Pour celles et ceux qui n’ont pas encore eu l’occasion de le voir, pouvez-vous présenter votre travail exposé actuellement ?
C’est un ensemble de photos de femmes à leur poste de travail : à l’usine, à la caisse du supermarché, ou sur leurs propres terres quand il s’agit d’agricultrices. Elles ont été réalisées à des périodes différentes durant une dizaine d’années, bien avant #MeToo et tout ce qui a fini par éclater, mais on voit une tension intérieure, tue, et des femmes qui résistent grâce à leur activité. C’est une manière de montrer des femmes debout, comme François Ruffin avec son film Debout les femmes - que je viens de voir et que je vous conseille !
Comment en êtes-vous venue à vous intéresser à ces femmes ?
J’ai quitté Paris au début des années 2000 pour m’installer dans l’Orne. Après avoir grandi en ville, notamment aux États-Unis, je me suis retrouvée dans cet environnement que je n’avais jamais connu, entourée d’un certain vide. Je travaillais pour la presse à ce moment-là, je suis donc allée à la recherche de sujets et c’est comme ça que j’ai commencé, de fil en aiguille, à photographier des femmes. J’écoutais ce qu’elles me racontaient de leur vie, leurs difficultés à trouver un travail, à le garder aussi puisqu’à partir de 2008 de nombreuses usines ont commencer à fermer. J’ai été invitée par une voisine à rencontrer ses collègues lors d’un piquet de grève, et c’est en discutant avec elles que j’ai découvert ce que c’était de vivre en tant qu’ouvrière. C’est un mot très fort qui a une connotation négative, qui enferme et peut être très violent ; toutes trouvaient d’autres formules pour l’éviter ou disaient : « Y’a pas pire, on a honte, on est considérées comme le bas par la société, etc. » L’idée était de créer à partir de ce mot « ouvrière », des images, au sens esthétique (lumière, couleurs, etc.), des photographies-peintures empreintes d’histoire de l’art, et de jouer sur le contraste pour montrer qu’il est possible d’y trouver quand même une certaine beauté. Il y a aussi des photos de dentellières d’Alençon : un métier considéré comme plus noble, très valorisé, qui renvoie à des savoir-faire anciens… et dont le salaire est pourtant le même qu’à l’usine.

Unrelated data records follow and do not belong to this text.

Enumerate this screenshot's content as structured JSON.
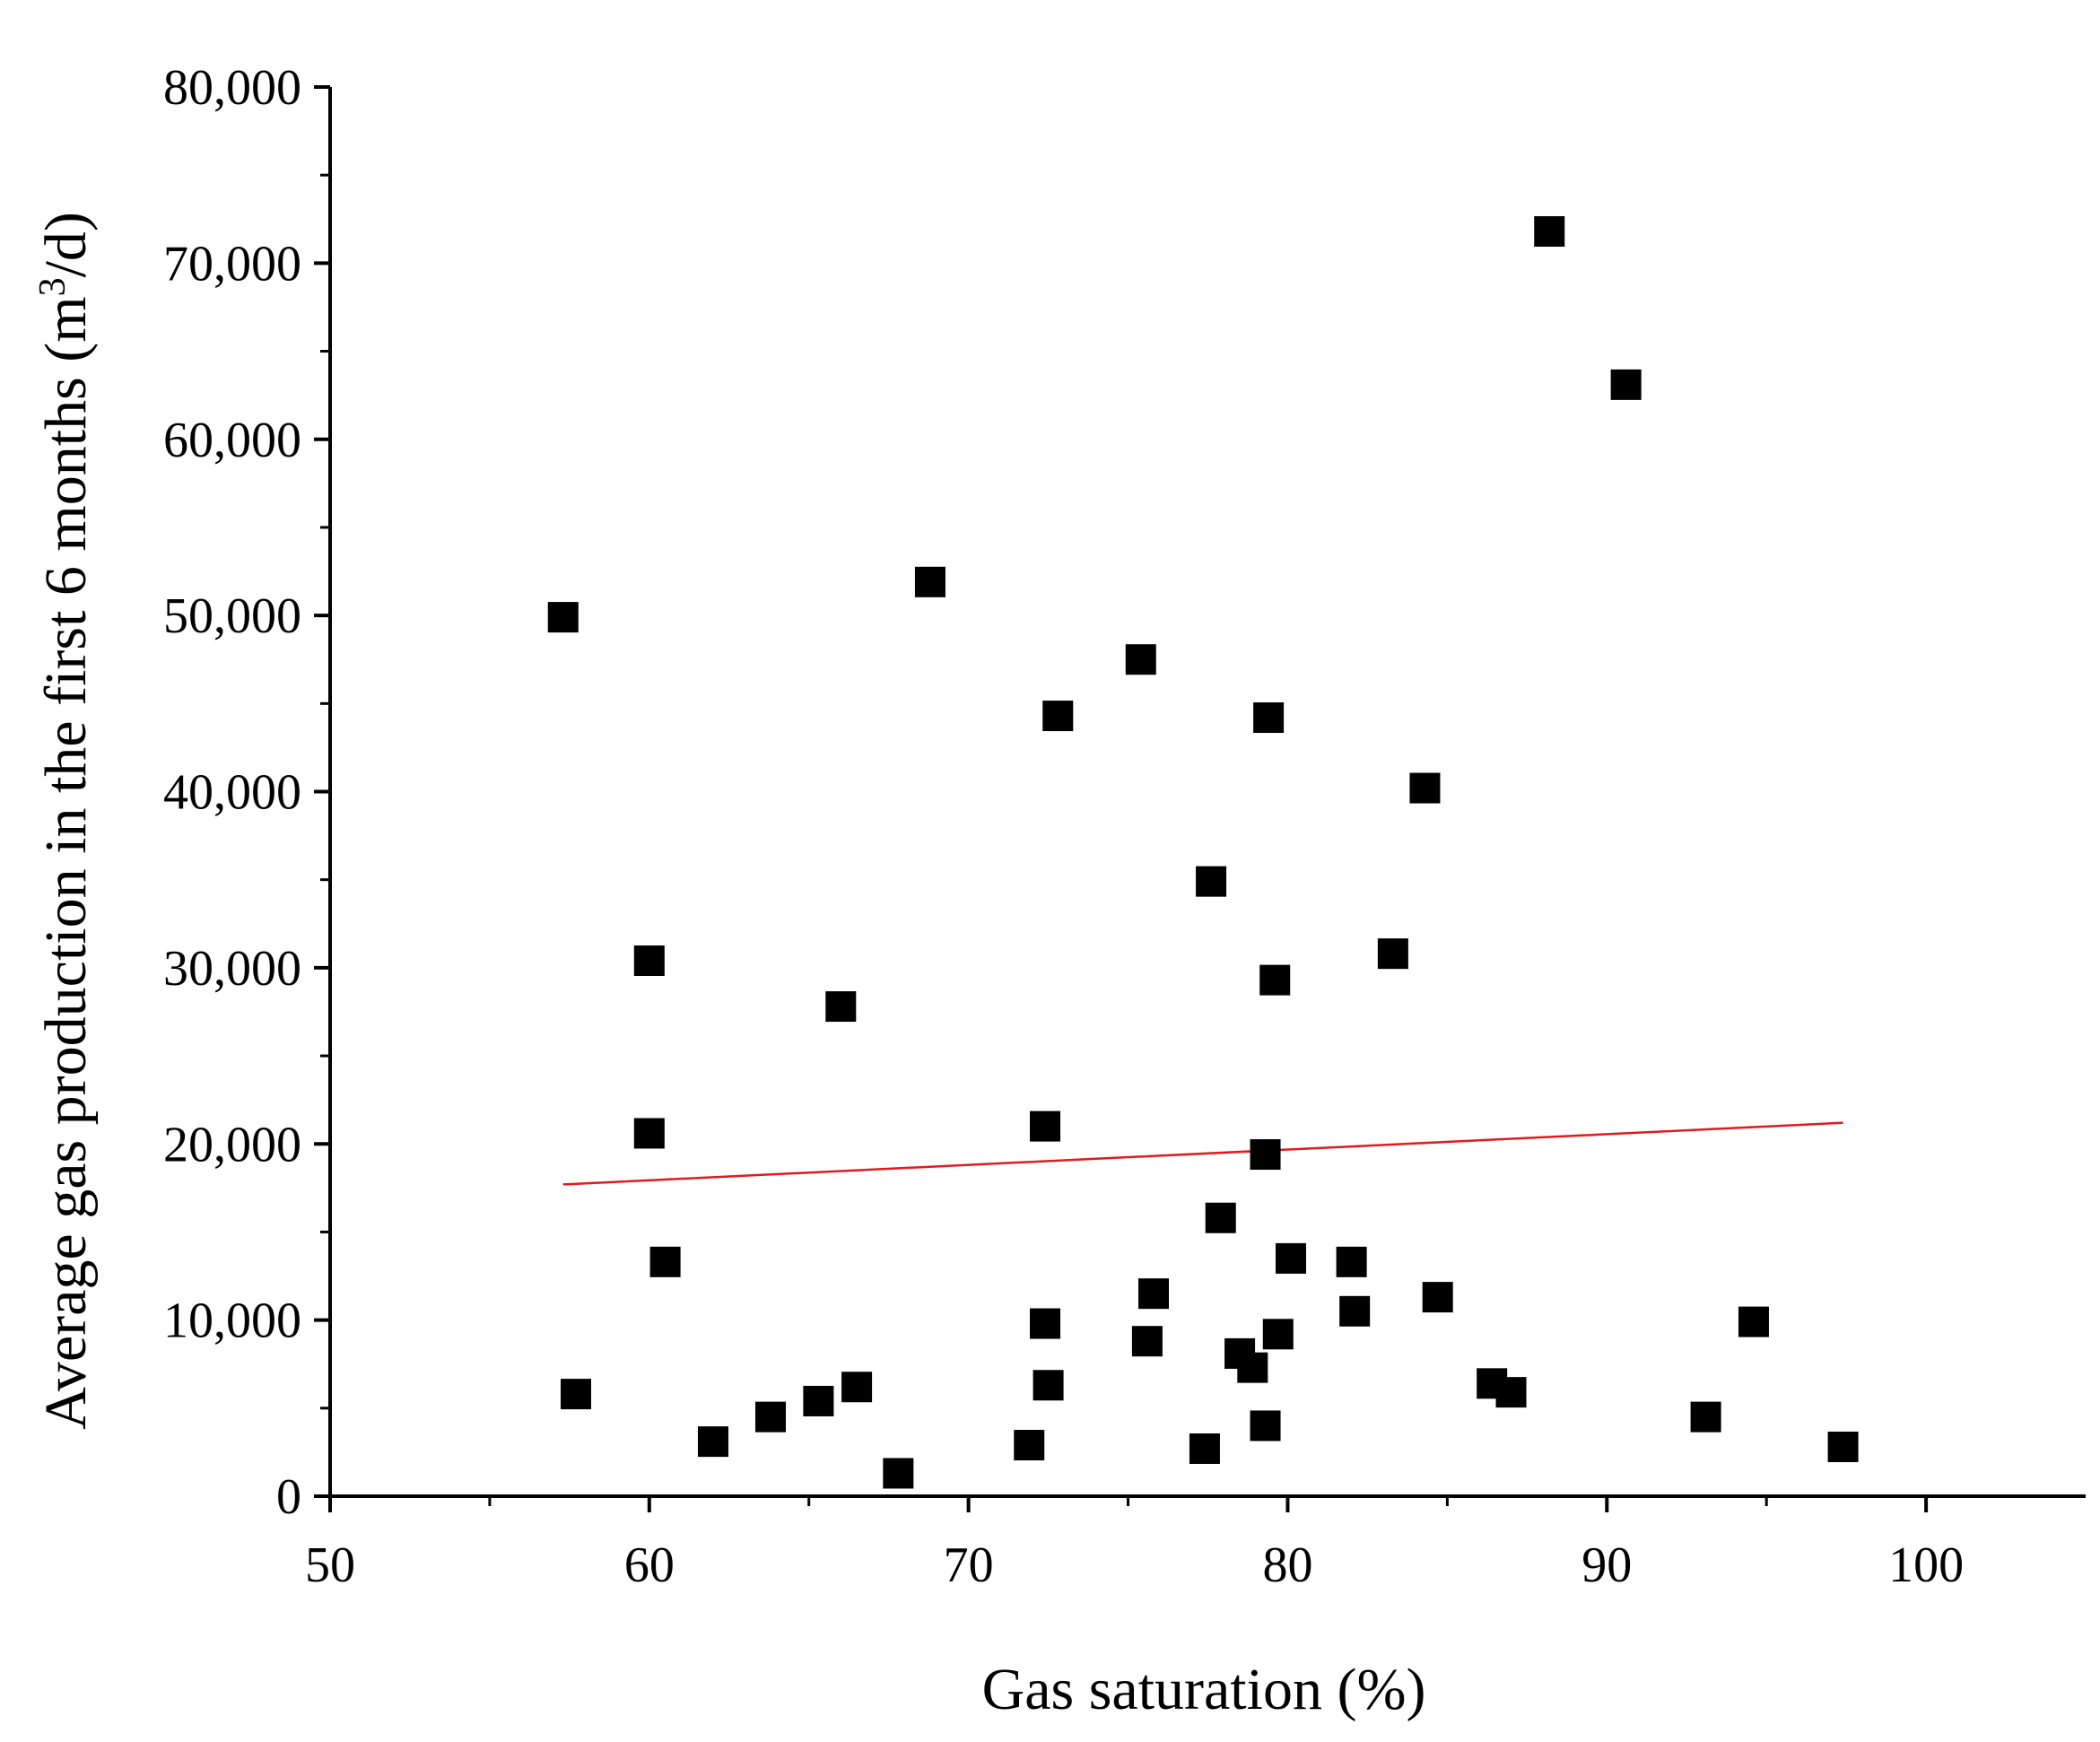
{
  "chart_data": {
    "type": "scatter",
    "xlabel": "Gas saturation (%)",
    "ylabel": "Average gas production in the first 6 months (m3/d)",
    "ylabel_parts": {
      "main": "Average gas production in the first 6 months (m",
      "sup": "3",
      "tail": "/d)"
    },
    "xlim": [
      50,
      105
    ],
    "ylim": [
      0,
      80000
    ],
    "x_ticks": [
      50,
      60,
      70,
      80,
      90,
      100
    ],
    "x_tick_labels": [
      "50",
      "60",
      "70",
      "80",
      "90",
      "100"
    ],
    "y_ticks": [
      0,
      10000,
      20000,
      30000,
      40000,
      50000,
      60000,
      70000,
      80000
    ],
    "y_tick_labels": [
      "0",
      "10,000",
      "20,000",
      "30,000",
      "40,000",
      "50,000",
      "60,000",
      "70,000",
      "80,000"
    ],
    "grid": false,
    "marker": "square",
    "marker_color": "#000000",
    "series": [
      {
        "name": "wells",
        "points": [
          [
            57.3,
            49900
          ],
          [
            57.7,
            5800
          ],
          [
            60.0,
            30400
          ],
          [
            60.0,
            20600
          ],
          [
            60.5,
            13300
          ],
          [
            62.0,
            3100
          ],
          [
            63.8,
            4500
          ],
          [
            65.3,
            5400
          ],
          [
            66.0,
            27800
          ],
          [
            66.5,
            6200
          ],
          [
            67.8,
            1300
          ],
          [
            68.8,
            51900
          ],
          [
            71.9,
            2900
          ],
          [
            72.4,
            21000
          ],
          [
            72.4,
            9800
          ],
          [
            72.5,
            6300
          ],
          [
            72.8,
            44300
          ],
          [
            75.4,
            47500
          ],
          [
            75.6,
            8800
          ],
          [
            75.8,
            11500
          ],
          [
            77.4,
            2700
          ],
          [
            77.6,
            34900
          ],
          [
            77.9,
            15800
          ],
          [
            78.5,
            8100
          ],
          [
            78.9,
            7300
          ],
          [
            79.3,
            19400
          ],
          [
            79.3,
            4000
          ],
          [
            79.4,
            44200
          ],
          [
            79.6,
            29300
          ],
          [
            79.7,
            9200
          ],
          [
            80.1,
            13500
          ],
          [
            82.0,
            13300
          ],
          [
            82.1,
            10500
          ],
          [
            83.3,
            30800
          ],
          [
            84.3,
            40200
          ],
          [
            84.7,
            11300
          ],
          [
            86.4,
            6400
          ],
          [
            87.0,
            5900
          ],
          [
            88.2,
            71800
          ],
          [
            90.6,
            63100
          ],
          [
            93.1,
            4500
          ],
          [
            94.6,
            9900
          ],
          [
            97.4,
            2800
          ]
        ]
      }
    ],
    "trendline": {
      "color": "#e31a1c",
      "x": [
        57.3,
        97.4
      ],
      "y": [
        17700,
        21200
      ]
    }
  }
}
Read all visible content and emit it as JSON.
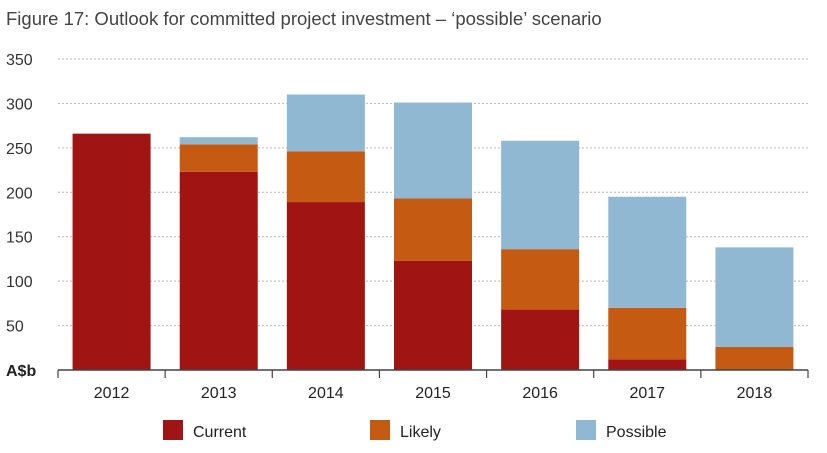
{
  "chart_data": {
    "type": "bar",
    "stacked": true,
    "title": "Figure 17: Outlook for committed project investment – ‘possible’ scenario",
    "ylabel": "A$b",
    "xlabel": "",
    "ylim": [
      0,
      350
    ],
    "yticks": [
      50,
      100,
      150,
      200,
      250,
      300,
      350
    ],
    "grid": true,
    "legend_position": "bottom",
    "categories": [
      "2012",
      "2013",
      "2014",
      "2015",
      "2016",
      "2017",
      "2018"
    ],
    "series": [
      {
        "name": "Current",
        "color": "#a01414",
        "values": [
          266,
          223,
          189,
          123,
          68,
          12,
          0
        ]
      },
      {
        "name": "Likely",
        "color": "#c55a13",
        "values": [
          0,
          31,
          57,
          70,
          68,
          58,
          26
        ]
      },
      {
        "name": "Possible",
        "color": "#91b8d3",
        "values": [
          0,
          8,
          64,
          108,
          122,
          125,
          112
        ]
      }
    ]
  }
}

Les femmes que vous photographiez ne font donc pas que poser, elles sont partie prenante dans votre processus ?
La photographie est beaucoup plus riche à partir du moment où on invite la personne concernée à prendre place, à participer à la construction des images. Donc bien sûr, c’est un travail qui part d’elles et des nombreux échanges sur la façon dont elles avaient envie d’être montrées. Je sentais qu’il y avait une fierté à être regardées au travail, quel que soit le domaine, à être vues dans ce soin qu’elles portent à leur ouvrage, quoi qu’elles fassent. Et puis j’ai aussi passé du temps avec elles pour comprendre leurs vies, du temps entre les prises de vues pour boire le café le matin, faire une pause cigarette ou fêter un anniversaire.
Un jour, j’ai gagné un prix à l’étranger et je me suis retrouvée dans la suite d’un hôtel 4 étoiles… parce que j’avais photographié des femmes ouvrières. Ce n’est pas du tout la raison pour laquelle j’avais fait ces images ! Ça a renforcé encore plus ma détermination à comprendre ce que peut produire la photo. À quoi, à qui ça sert ? L’image, ce n’est pas seulement une trace, c’est ce qui nous relie à la personne photographiée. L’image, c’est la relation humaine en elle-même. Pour moi, la photo mène de la compréhension à l’action.
C’est ce que vous appelez la « photographie compréhensive » ?
Oui. On pense que l’image est seulement un instant, quelque chose de fini, mais pour moi c’est surtout une durée. À travers la photo, la relation – aux autres, humain·e·s ou non, à ce qui nous entoure – reste vivante, devient éternelle, et ces relations sont ce qu’on a de plus important sur terre. C’est pour ça que la photo est souvent associée à la mort, à la disparition ou à l’absence. En ce moment, je travaille auprès d’infirmièr.e.s à domicile dans le Tarn et une femme de 92 ans m’a dit justement une phrase qui m’a marquée à ce sujet. Elle me faisait visiter dans son salon ses photos de famille posées sur le buffet ou accrochées au mur, en m’expliquant pourquoi elle les avait agencées de cette manière, comme si elle me faisait visiter son musée à elle. Puis elle m’a dit : « Et oui, à la fin, c’est tout ce qu’il nous reste, les photos ! » Les photos sont la mémoire vive, vivante.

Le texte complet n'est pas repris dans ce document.